Additionally, every cohort that the accelerators selected was more diverse and inclusive than it would have been without the Fluency Scores (something Fluent is continuing to study, to increase sample size and understand in more detail).

While accelerators’ original selection strategies necessarily include factors such as a preference for companies based in a certain region, using a specific type of technology, or in a particular industry, without objective data to bolster the decision, the default determinant is a continued reliance on pitches, networks, gut feelings, or pattern matching.


How Fluency Score data overcomes the bias of the pitch: Examples from the study

Fluent asked each of the seven accelerators it studied to rank business ventures prior to seeing the Fluency Scores, then again after reviewing the scores. 

In one case, a well-established accelerator had placed a company in its top three picks. However, that same company’s score was last on the list based on Fluent’s analytics.

What happened?

The founder knew how to give a great pitch. Her slide deck showed a relationship with 15 well-known brands. She checked all the accelerator’s subjective boxes. She showed up as an impressive founder.

However, the Fluency Score report showed that in three years, the company had never made a dollar—it had zero revenue.

Exposure of that schism is critical to both parties. In looking at the score, the accelerator knows the actual degree of fit of this business to their preferences, and the founder can clearly see areas to work on so that she can move forward and begin to generate revenue.

The study also offered an opposite scenario.

A founder had identified a problem in the immigrant community of which he is a member. Through extensive research he developed technology that would solve the problem for a large number of people, and he had done extensive high-quality work to de-risk his assumptions.

What he had not done is craft a great pitch.
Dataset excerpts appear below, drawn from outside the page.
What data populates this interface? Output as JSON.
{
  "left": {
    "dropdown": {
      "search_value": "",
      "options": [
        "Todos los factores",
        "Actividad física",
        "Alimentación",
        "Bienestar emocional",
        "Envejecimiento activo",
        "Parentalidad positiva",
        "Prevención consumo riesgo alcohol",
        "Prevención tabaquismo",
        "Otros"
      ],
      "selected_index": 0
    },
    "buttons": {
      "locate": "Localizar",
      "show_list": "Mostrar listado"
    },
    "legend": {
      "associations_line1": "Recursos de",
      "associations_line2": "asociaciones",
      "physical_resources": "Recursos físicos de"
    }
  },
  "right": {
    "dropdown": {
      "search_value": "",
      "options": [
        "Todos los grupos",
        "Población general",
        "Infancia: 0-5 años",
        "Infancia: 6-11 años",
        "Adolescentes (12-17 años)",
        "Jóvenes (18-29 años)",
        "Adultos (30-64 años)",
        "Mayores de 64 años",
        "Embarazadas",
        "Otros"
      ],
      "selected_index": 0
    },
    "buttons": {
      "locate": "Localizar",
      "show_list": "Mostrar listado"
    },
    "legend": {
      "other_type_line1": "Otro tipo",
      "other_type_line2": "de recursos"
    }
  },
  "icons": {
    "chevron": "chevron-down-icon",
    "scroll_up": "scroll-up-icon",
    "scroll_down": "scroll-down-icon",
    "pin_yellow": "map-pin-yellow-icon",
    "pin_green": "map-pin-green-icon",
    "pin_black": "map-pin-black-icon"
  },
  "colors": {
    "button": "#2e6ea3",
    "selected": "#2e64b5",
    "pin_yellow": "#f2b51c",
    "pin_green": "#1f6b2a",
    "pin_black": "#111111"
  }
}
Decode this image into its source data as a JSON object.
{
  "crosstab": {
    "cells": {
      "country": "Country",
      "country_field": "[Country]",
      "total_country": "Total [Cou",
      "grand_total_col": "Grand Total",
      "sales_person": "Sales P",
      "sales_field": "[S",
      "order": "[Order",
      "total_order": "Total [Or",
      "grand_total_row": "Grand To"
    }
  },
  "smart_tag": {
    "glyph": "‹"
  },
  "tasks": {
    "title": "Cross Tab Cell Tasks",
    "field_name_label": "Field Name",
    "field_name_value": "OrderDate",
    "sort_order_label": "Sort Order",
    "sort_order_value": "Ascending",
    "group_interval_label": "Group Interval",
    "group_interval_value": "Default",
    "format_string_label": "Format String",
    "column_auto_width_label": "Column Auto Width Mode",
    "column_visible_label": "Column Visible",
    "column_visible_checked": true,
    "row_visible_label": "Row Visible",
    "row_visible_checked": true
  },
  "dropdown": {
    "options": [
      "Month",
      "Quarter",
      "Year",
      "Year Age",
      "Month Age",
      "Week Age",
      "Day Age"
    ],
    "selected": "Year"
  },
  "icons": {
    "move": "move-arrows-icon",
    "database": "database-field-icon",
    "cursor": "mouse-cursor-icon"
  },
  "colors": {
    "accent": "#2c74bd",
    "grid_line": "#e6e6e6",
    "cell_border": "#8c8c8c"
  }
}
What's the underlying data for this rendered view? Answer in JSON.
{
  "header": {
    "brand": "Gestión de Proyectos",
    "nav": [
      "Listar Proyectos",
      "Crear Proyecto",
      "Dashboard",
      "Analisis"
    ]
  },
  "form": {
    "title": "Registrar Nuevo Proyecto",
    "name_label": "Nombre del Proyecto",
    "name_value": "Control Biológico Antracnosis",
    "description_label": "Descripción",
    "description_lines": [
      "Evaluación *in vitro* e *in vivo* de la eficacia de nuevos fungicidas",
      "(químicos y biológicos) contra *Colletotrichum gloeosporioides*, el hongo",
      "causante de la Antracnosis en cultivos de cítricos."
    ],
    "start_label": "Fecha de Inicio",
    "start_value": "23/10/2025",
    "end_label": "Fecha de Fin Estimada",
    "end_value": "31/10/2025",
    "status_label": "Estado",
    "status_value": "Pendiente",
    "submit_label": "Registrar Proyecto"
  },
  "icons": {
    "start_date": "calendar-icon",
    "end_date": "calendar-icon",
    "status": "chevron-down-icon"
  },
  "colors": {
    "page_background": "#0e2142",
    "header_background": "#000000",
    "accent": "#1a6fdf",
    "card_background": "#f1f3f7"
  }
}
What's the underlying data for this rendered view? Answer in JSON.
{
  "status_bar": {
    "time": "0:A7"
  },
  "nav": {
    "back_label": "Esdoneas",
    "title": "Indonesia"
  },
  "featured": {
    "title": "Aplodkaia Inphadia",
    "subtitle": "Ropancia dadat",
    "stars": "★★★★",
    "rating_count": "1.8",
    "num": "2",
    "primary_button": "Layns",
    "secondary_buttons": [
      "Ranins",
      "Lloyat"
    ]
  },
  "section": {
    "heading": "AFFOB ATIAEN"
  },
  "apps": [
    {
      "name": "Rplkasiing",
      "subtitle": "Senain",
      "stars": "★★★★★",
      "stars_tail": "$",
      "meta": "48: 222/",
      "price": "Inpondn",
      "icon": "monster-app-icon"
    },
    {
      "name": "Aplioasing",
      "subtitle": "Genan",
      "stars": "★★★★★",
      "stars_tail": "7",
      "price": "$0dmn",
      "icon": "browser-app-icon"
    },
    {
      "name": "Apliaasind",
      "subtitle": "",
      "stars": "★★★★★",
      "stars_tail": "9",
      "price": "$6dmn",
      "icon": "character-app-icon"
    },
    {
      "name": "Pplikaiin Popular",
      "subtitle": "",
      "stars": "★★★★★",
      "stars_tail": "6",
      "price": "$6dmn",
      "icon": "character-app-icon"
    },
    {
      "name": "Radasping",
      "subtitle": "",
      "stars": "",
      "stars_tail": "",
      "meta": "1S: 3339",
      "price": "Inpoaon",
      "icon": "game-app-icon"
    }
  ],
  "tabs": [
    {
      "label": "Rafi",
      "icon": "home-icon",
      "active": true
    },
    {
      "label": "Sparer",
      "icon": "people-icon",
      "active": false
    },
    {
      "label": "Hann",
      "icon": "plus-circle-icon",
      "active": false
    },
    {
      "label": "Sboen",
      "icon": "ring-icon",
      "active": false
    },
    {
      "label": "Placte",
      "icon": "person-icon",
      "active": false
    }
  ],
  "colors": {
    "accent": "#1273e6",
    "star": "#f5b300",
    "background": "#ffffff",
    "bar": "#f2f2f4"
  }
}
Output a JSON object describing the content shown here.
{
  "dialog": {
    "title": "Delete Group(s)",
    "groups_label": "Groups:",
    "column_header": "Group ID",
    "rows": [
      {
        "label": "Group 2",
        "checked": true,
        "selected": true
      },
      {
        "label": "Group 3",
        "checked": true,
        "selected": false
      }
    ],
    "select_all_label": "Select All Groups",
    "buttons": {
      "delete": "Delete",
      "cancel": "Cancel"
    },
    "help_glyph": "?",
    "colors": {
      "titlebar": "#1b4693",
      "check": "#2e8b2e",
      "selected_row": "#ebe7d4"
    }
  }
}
Before the accelerator saw his Fluency Score, they ranked him in the middle of 20 possible investments; his idea seemed forgettable, maybe not like a viable company at all.

However, evidence in his Fluency Score algorithm indicated that he was building the right thing for the right people and that his technology was something those customers would be willing to pay for. 

Once the accelerator reviewed the data, they made him their top pick.


Adding Fluent’s data tool to your organization’s work multiplies D&I outcomes

The Fluency Score has the power to elevate companies in a way that goes beyond checking the traditional boxes investors already know to check. The scores offer a set of insights and actionable intelligence that are proven to generate equity and inclusion in allocation of resources.